# Testing ph



## mr. luke (9 Sep 2014)

I have a 2 point calibration ph pen which seems pretty terrible, it looses calibration almost instantly.
How accurate are liquid tests for ph?
At the minute im taking my water into the lab at work but its not too practical 
This is for a shrimp project which is the only reason im concerning myself with water parameters.
Thanks in advance


----------



## dw1305 (9 Sep 2014)

Hi all, 





mr. luke said:


> I have a 2 point calibration ph pen which seems pretty terrible, it looses calibration almost instantly. How accurate are liquid tests for ph?


 You should really calibrate your pH probe with the pH4 and pH7 buffers before every use. If the probe has been stored dry etc. it will be knackered and you need a new one. 

I had to buy a replacement for one of our "cheap and cheerful" soil pH meters today which was £320 for the meter + £120 for the probe + VAT. 

Liquid tests are fine as long as you just need a pH range. If you water is low conductivity you may struggle to get a consistent reading. 

A specific indicator for the range of pH values you are interested in would be better than a universal indicator that does a wider range.

cheers Darrel


----------



## mr. luke (10 Sep 2014)

Thank you Darrel 
The water is hovering around 100tds at the moment. Will this impact a liquid test kit or just the probe type kits?


----------



## dw1305 (10 Sep 2014)

Hi all,





mr. luke said:


> The water is hovering around 100tds at the moment. Will this impact a liquid test kit or just the probe type kits?

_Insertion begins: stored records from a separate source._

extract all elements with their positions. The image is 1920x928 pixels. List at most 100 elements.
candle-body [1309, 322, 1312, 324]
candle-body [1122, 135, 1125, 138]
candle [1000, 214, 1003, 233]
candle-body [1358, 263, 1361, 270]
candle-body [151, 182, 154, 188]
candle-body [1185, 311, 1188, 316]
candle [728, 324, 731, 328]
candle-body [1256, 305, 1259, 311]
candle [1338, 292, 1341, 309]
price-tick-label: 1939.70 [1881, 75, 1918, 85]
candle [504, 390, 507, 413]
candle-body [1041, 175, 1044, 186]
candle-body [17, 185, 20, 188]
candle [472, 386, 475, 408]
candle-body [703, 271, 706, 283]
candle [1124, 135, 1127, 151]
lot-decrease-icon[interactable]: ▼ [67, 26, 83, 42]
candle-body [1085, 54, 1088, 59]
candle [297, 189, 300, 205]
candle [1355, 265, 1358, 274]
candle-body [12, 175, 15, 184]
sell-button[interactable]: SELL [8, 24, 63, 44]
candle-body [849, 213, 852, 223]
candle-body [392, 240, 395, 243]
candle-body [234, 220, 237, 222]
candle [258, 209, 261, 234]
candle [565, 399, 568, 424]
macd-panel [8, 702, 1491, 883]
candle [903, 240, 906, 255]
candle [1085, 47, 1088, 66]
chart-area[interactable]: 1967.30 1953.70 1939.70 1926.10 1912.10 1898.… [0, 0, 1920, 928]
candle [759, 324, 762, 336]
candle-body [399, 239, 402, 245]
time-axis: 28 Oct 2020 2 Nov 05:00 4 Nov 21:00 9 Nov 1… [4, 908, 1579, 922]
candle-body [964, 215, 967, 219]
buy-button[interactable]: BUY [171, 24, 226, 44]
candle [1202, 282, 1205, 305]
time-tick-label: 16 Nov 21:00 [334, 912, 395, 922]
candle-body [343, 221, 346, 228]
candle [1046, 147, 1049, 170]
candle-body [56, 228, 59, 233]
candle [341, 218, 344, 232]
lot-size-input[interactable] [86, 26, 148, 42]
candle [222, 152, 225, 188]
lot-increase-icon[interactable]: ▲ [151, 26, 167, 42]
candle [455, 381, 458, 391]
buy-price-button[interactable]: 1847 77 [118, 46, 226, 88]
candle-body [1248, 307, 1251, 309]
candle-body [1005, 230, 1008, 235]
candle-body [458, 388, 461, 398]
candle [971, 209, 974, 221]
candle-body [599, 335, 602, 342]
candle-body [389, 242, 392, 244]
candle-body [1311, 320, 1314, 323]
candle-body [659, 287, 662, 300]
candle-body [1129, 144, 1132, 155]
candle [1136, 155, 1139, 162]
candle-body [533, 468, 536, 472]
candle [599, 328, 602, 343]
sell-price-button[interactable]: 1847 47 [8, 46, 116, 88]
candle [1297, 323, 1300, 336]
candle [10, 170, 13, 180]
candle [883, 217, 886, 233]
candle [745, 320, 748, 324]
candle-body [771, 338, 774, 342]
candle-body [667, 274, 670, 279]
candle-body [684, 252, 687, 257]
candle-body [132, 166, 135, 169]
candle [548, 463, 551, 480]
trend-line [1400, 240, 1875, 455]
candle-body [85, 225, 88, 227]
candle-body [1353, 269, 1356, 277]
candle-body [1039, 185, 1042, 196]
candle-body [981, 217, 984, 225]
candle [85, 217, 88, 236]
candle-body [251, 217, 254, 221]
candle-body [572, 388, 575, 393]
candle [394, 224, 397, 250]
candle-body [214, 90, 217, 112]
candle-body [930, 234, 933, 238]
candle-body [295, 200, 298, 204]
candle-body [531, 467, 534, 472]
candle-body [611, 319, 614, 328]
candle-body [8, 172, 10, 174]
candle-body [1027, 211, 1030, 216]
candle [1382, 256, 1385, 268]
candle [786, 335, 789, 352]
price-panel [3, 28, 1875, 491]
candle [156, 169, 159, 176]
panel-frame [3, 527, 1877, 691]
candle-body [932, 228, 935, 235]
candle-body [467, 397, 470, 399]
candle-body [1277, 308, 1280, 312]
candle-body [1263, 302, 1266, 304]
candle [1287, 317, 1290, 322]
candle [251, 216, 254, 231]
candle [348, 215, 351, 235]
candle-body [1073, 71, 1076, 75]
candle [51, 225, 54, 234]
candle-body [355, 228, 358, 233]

 No, it should be fine for the pH meter. It may tak a bit longer to stabilise than it would in "saltier" water.

cheers Darrel


----------



## mr. luke (10 Sep 2014)

Sorry I should have read your earlier reply properly 
I think ill stick with my ph pen and testing at work for accuracy


----------



## PARAGUAY (19 Sep 2014)

Hi Luke just seen your post, I use liquid tests with a API kit but as with other tests if I doubt my results my LFS do tests ,they are good if you have a good LFS Its reassurance


----------